Complete Sequences of the Velvet Worm Slime Proteins Reveal that Slime Formation is Enabled by Disulfide Bonds and Intrinsically Disordered Regions

The slime of velvet worms (Onychophora) is a strong and fully biodegradable protein material, which upon ejection undergoes a fast liquid-to-solid transition to ensnare prey. However, the molecular mechanisms of slime self-assembly are still not well understood, notably because the primary structures of slime proteins are yet unknown. Combining transcriptomic and proteomic studies, the complete primary sequences of slime proteins are obtained and identified key features for slime self-assembly. The high molecular weight slime proteins contain cysteine residues at the N- and C-termini that mediate the formation of multi-protein complexes via disulfide bonding. Low complexity domains in the N-termini are also identified and their propensity for liquid-liquid phase separation is established, which may play a central role in slime biofabrication. Using solid-state nuclear magnetic resonance, rigid and flexible domains of the slime proteins are mapped to specific peptide domains.
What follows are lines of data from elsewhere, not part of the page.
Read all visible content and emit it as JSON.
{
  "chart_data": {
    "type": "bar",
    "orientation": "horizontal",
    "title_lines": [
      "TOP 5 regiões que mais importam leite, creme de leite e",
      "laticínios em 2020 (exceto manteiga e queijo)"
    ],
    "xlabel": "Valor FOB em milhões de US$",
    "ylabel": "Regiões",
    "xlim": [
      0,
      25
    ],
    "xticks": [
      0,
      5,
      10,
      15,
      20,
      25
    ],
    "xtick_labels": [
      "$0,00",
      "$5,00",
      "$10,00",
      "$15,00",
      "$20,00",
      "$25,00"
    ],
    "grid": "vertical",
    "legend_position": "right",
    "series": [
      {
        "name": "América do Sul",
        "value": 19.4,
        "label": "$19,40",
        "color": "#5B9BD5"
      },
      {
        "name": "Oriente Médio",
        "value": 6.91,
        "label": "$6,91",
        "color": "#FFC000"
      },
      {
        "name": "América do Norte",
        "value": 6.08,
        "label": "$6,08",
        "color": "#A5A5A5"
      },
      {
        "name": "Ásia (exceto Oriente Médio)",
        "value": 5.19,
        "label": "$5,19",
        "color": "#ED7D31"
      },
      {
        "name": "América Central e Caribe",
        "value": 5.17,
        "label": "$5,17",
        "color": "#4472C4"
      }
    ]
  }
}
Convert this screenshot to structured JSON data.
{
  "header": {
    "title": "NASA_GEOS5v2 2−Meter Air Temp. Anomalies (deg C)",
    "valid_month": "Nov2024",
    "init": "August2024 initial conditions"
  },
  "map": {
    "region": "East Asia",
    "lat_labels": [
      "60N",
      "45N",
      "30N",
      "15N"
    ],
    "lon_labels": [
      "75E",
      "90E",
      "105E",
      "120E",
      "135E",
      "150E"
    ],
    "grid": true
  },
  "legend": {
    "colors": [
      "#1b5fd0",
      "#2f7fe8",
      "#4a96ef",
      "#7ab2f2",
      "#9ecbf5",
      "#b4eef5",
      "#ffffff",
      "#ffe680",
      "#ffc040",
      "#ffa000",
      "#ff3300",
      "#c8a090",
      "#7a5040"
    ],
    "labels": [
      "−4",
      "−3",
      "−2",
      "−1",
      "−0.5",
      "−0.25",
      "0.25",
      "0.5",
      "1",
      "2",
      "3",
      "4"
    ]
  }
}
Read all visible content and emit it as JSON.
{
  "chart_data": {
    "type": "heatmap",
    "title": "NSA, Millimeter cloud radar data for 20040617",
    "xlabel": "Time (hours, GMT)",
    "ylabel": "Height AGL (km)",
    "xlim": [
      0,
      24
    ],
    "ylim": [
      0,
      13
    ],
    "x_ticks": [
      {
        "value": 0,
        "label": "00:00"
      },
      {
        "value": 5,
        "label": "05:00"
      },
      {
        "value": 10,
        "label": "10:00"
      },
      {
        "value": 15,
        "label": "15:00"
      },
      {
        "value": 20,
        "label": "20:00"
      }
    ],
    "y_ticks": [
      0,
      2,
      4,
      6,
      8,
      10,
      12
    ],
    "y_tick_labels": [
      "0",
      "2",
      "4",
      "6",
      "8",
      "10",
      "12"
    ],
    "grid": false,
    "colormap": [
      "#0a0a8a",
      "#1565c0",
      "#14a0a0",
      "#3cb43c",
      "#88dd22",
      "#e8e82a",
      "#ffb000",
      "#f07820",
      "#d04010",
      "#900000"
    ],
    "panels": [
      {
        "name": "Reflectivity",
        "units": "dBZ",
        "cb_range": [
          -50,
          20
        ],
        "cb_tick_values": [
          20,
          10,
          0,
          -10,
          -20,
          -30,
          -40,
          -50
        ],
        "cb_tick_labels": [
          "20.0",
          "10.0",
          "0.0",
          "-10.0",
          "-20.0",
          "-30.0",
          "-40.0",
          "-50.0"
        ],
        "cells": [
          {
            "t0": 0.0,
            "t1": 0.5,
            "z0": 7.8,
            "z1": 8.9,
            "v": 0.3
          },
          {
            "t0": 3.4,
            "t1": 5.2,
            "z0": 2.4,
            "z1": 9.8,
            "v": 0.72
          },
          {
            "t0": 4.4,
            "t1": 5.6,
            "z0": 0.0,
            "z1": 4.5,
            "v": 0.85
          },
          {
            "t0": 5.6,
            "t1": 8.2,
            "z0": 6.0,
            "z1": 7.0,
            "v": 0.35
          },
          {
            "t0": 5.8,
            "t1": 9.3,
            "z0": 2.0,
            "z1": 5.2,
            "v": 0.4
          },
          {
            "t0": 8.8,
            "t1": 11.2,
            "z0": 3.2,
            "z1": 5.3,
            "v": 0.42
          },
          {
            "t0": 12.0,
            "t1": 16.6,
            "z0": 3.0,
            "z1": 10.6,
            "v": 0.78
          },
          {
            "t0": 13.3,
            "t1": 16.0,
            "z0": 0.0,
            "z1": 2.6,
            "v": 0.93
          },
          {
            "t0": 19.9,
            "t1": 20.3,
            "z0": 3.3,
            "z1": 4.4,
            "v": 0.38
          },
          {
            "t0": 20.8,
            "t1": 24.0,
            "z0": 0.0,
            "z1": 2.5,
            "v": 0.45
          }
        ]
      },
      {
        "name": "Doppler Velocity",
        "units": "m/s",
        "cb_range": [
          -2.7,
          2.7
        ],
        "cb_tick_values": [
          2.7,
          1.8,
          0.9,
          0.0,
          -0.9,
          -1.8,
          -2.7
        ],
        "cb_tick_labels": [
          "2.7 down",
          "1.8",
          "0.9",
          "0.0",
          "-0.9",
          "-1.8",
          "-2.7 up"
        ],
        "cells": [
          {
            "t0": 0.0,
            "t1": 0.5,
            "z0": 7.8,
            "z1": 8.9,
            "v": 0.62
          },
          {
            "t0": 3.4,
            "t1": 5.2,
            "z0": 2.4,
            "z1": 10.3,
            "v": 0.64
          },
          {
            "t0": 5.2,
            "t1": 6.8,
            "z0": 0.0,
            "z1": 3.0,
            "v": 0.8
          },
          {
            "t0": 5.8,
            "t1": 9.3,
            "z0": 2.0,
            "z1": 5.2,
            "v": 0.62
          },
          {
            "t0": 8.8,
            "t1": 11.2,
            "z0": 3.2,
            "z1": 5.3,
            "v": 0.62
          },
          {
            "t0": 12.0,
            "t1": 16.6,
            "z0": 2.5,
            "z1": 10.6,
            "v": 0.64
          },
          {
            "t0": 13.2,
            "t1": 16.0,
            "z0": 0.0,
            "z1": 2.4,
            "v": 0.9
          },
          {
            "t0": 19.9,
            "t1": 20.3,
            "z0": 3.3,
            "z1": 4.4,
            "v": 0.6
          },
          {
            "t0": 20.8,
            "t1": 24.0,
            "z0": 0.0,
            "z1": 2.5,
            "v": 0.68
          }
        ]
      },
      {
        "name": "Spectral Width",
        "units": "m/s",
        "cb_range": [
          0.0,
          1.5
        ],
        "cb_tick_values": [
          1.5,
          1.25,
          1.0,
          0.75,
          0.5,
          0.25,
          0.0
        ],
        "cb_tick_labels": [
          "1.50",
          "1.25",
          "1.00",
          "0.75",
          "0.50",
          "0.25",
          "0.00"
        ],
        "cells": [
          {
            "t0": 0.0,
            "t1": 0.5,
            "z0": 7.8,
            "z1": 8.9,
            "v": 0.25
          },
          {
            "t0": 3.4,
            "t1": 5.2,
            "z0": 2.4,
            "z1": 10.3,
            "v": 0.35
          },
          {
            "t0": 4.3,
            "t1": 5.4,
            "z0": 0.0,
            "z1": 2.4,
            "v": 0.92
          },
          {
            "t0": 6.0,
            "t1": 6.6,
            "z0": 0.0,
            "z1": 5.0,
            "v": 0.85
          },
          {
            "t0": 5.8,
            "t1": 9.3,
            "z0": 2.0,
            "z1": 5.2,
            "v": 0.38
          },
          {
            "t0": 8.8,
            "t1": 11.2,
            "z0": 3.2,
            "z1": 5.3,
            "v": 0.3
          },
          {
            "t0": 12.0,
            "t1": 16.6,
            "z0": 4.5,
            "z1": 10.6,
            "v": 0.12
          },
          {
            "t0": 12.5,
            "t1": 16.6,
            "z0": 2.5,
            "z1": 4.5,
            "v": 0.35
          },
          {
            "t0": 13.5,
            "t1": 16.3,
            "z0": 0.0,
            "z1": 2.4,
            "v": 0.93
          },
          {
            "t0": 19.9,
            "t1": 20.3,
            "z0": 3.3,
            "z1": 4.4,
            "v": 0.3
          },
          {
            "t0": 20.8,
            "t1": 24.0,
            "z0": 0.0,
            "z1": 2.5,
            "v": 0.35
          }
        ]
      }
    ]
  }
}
The complete sequencing of major slime proteins is an important step toward sustainable fabrication of polymers inspired by the velvet worm slime.

Automated summary

By combining transcriptomic and proteomic studies, this research obtained the complete primary sequences of slime proteins in velvet worms and identified key features for slime self-assembly. The study revealed that slime proteins contain cysteine residues that mediate the formation of multi-protein complexes via disulfide bonding. It also found that low complexity domains in the N-termini have a propensity for liquid-liquid phase separation. Moreover, the rigid and flexible domains of the slime proteins were mapped using solid-state nuclear magnetic resonance.